Dia mengepalkan tinjunya dengan marah.

“Itulah makna sebenarnya yang pernah kita perjuangkan…”

“Mengapa mereka, yang dulu memberikan kontribusi terbesar, sekarang menjadi seperti ini!”

Melihatnya seperti itu, sang Tarnished, sang pemilik perisai besar, melangkah maju dan menepuk bahunya untuk menenangkannya.

“Aku tahu kau sangat taat pada imanmu kepada Erdtree dan tidak tahan melihat mereka seperti ini, tetapi sekarang bukanlah waktu untuk disia-siakan.”

“Bagaimanapun, mari kita kembali ke Ibu Kota Kerajaan, Leyndell, terlebih dahulu.”

“Kita belum boleh lengah.”

“Kita sudah tertunda karena serangan dari makhluk-makhluk aneh itu.
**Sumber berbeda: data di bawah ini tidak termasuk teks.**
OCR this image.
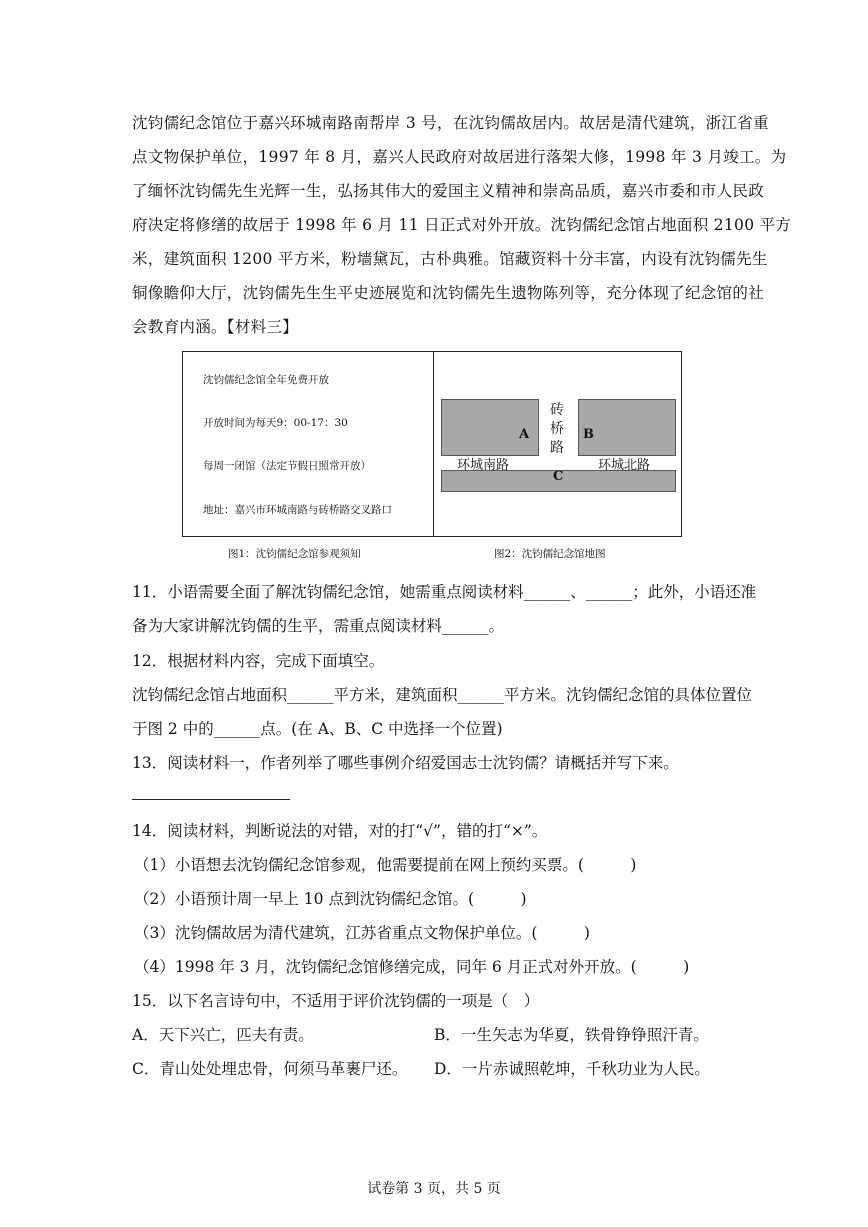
沈钧儒纪念馆位于嘉兴环城南路南帮岸 3 号，在沈钧儒故居内。故居是清代建筑，浙江省重
点文物保护单位，1997 年 8 月，嘉兴人民政府对故居进行落架大修，1998 年 3 月竣工。为
了缅怀沈钧儒先生光辉一生，弘扬其伟大的爱国主义精神和崇高品质，嘉兴市委和市人民政
府决定将修缮的故居于 1998 年 6 月 11 日正式对外开放。沈钧儒纪念馆占地面积 2100 平方
米，建筑面积 1200 平方米，粉墙黛瓦，古朴典雅。馆藏资料十分丰富，内设有沈钧儒先生
铜像瞻仰大厅，沈钧儒先生生平史迹展览和沈钧儒先生遗物陈列等，充分体现了纪念馆的社
会教育内涵。【材料三】
沈钧儒纪念馆全年免费开放
开放时间为每天9：00-17：30
每周一闭馆（法定节假日照常开放）
地址：嘉兴市环城南路与砖桥路交叉路口
A	B
C
砖
桥
路
环城南路	环城北路
图1：沈钧儒纪念馆参观须知	图2：沈钧儒纪念馆地图
11．小语需要全面了解沈钧儒纪念馆，她需重点阅读材料______、______；此外，小语还准
备为大家讲解沈钧儒的生平，需重点阅读材料______。
12．根据材料内容，完成下面填空。
沈钧儒纪念馆占地面积______平方米，建筑面积______平方米。沈钧儒纪念馆的具体位置位
于图 2 中的______点。(在 A、B、C 中选择一个位置)
13．阅读材料一，作者列举了哪些事例介绍爱国志士沈钧儒？请概括并写下来。
14．阅读材料，判断说法的对错，对的打“√”，错的打“×”。
（1）小语想去沈钧儒纪念馆参观，他需要提前在网上预约买票。(　　　)
（2）小语预计周一早上 10 点到沈钧儒纪念馆。(　　　)
（3）沈钧儒故居为清代建筑，江苏省重点文物保护单位。(　　　)
（4）1998 年 3 月，沈钧儒纪念馆修缮完成，同年 6 月正式对外开放。(　　　)
15．以下名言诗句中，不适用于评价沈钧儒的一项是（　）
A．天下兴亡，匹夫有责。	B．一生矢志为华夏，铁骨铮铮照汗青。
C．青山处处埋忠骨，何须马革裹尸还。 D．一片赤诚照乾坤，千秋功业为人民。
试卷第 3 页，共 5 页
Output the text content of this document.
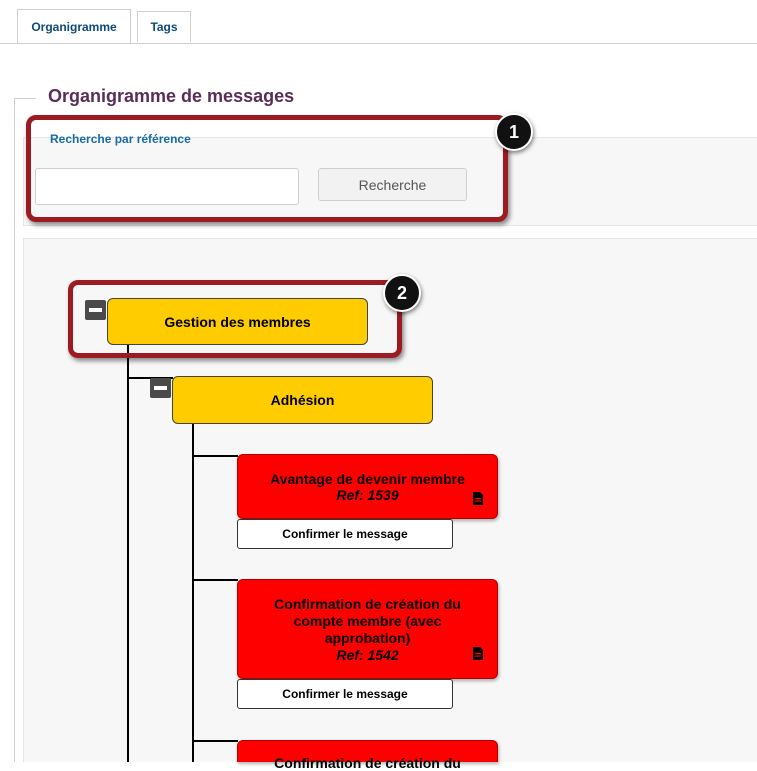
Organigramme	Tags
Organigramme de messages
Recherche par référence
Recherche
Gestion des membres
Adhésion
Avantage de devenir membre
Ref: 1539
Confirmer le message
Confirmation de création du compte membre (avec approbation)
Ref: 1542
Confirmer le message
Confirmation de création du
1
2
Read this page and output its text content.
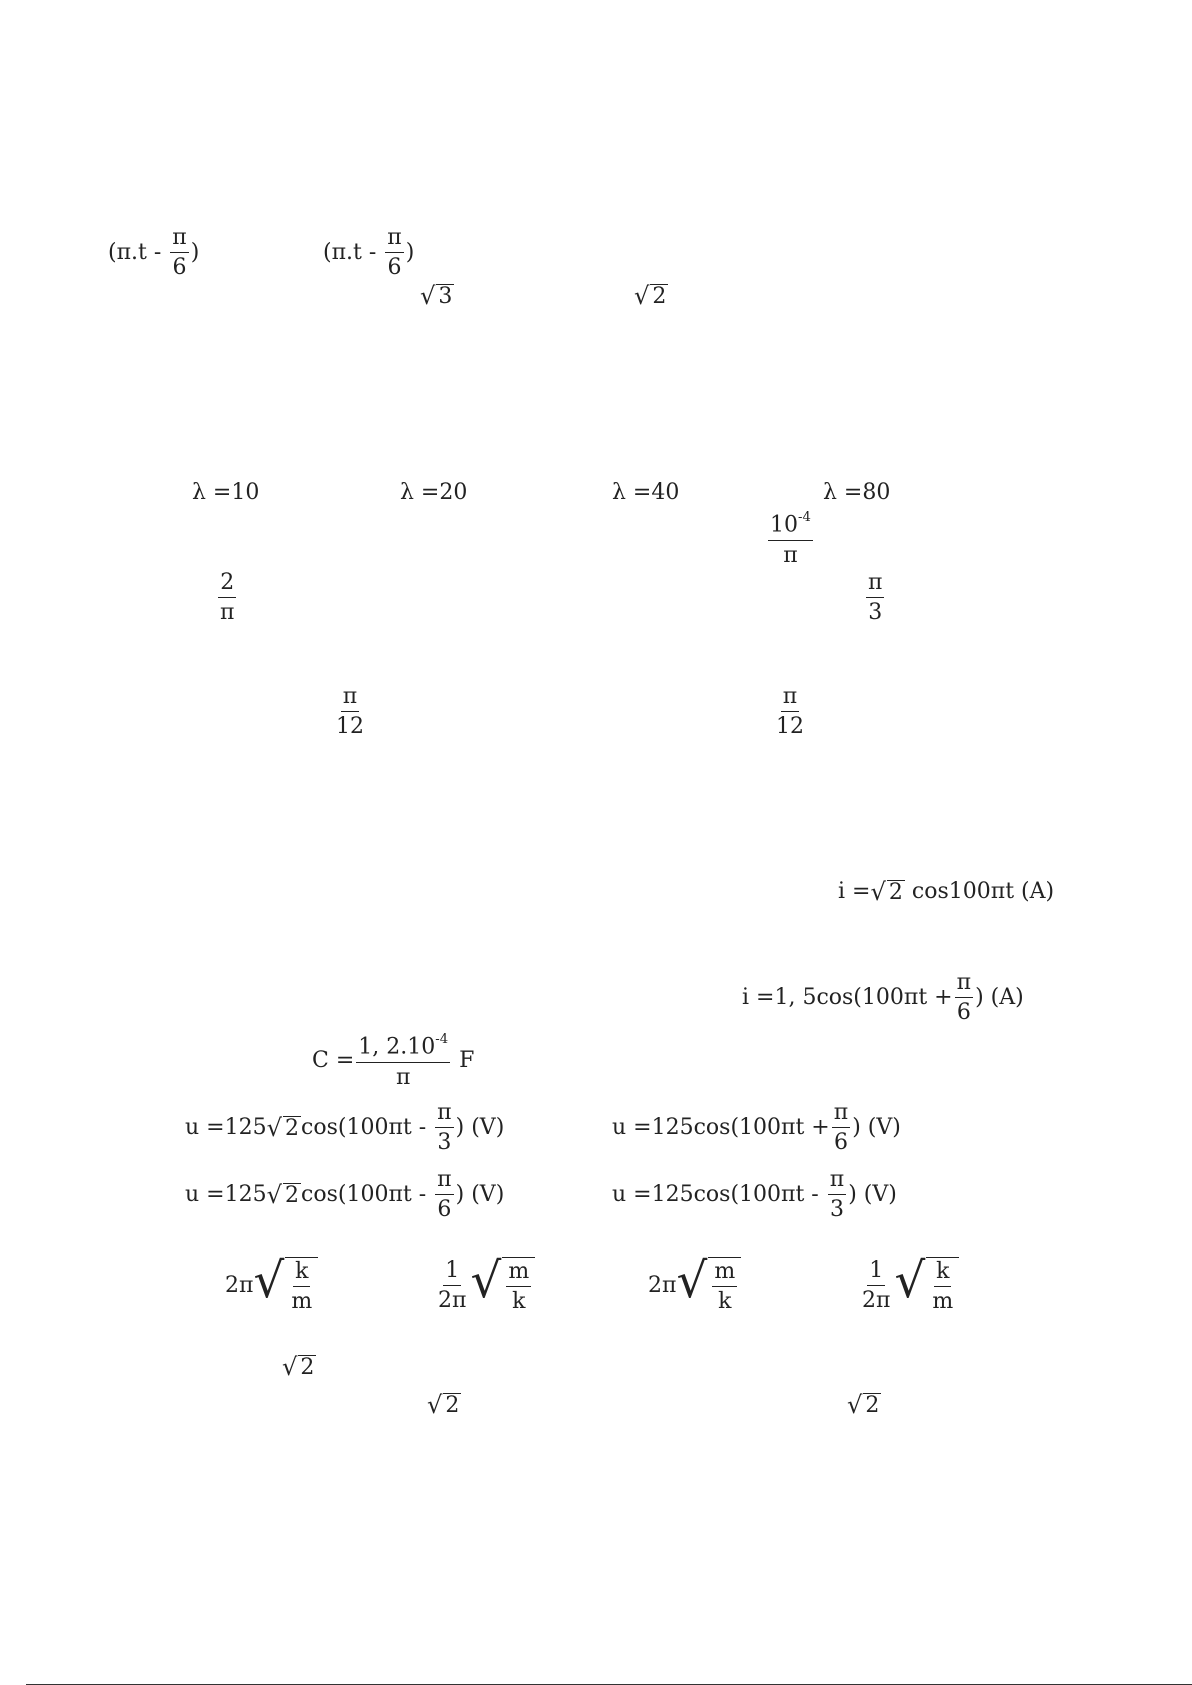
($\pi.t - \frac{\pi}{6}$ )	($\pi.t - \frac{\pi}{6}$ )
√ 3	√ 2
λ =10	λ =20	λ =40	λ =80
$\frac{10^{-4}}{\pi}$
$\frac{2}{\pi}$	$\frac{\pi}{3}$
$\frac{\pi}{12}$	$\frac{\pi}{12}$
i = √ 2 cos100πt (A)
i =1, $5\cos(100\pi t + \frac{\pi}{6}$ ) (A)
$C = \frac{1, 2.10^{-4}}{\pi}$ F
u =125 √ 2 $\cos(100\pi t - \frac{\pi}{3}$ ) (V)	$u =125\cos(100\pi t + \frac{\pi}{6}$ ) (V)
u =125 √ 2 $\cos(100\pi t - \frac{\pi}{6}$ ) (V)	$u =125\cos(100\pi t - \frac{\pi}{3}$ ) (V)
2π √ $\frac{k}{m}$	$\frac{1}{2\pi}$ √ $\frac{m}{k}$	2π √ $\frac{m}{k}$	$\frac{1}{2\pi}$ √ $\frac{k}{m}$
√ 2
√ 2	√ 2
Siapa tahu apa lagi yang akan kita temui di perjalanan.”

“Dari sekitar selusin tim pelopor yang berangkat, tampaknya hanya tim kami yang berhasil menyeberangi laut dan kembali ke Tanah di Antara.”

“Oleh karena itu, kita tidak boleh gagal dalam misi ini.”

“Siapa pun yang mengendalikan Leyndell sekarang, kita harus menyampaikan berita ini.”

“Lalu, kita harus menstabilkan situasi sampai raja kita kembali.”

Kelompok itu terdiam dan melanjutkan perjalanan menuju Grand Lift of Dectus.

Mereka akan pergi ke Dataran Tinggi Altus untuk kembali ke Ibu Kota Kerajaan mereka, Leyndell.

Tujuan mereka, sebagai garda terdepan, adalah untuk membawa kembali kabar tentang raja mereka—

Di balik kabut, raja mereka, Godfrey, sedang menaklukkan kembali tanah tandus.

Setelah perang usai, kaum Tercemar, bersama dengan suku-suku yang ditaklukkan, akan segera berangkat kembali ke Tanah di Antara.

Pada saat itu, Negeri Antara akan sekali lagi jatuh di bawah kekuasaan ‘Penguasa Elden Pertama,’ Godfrey.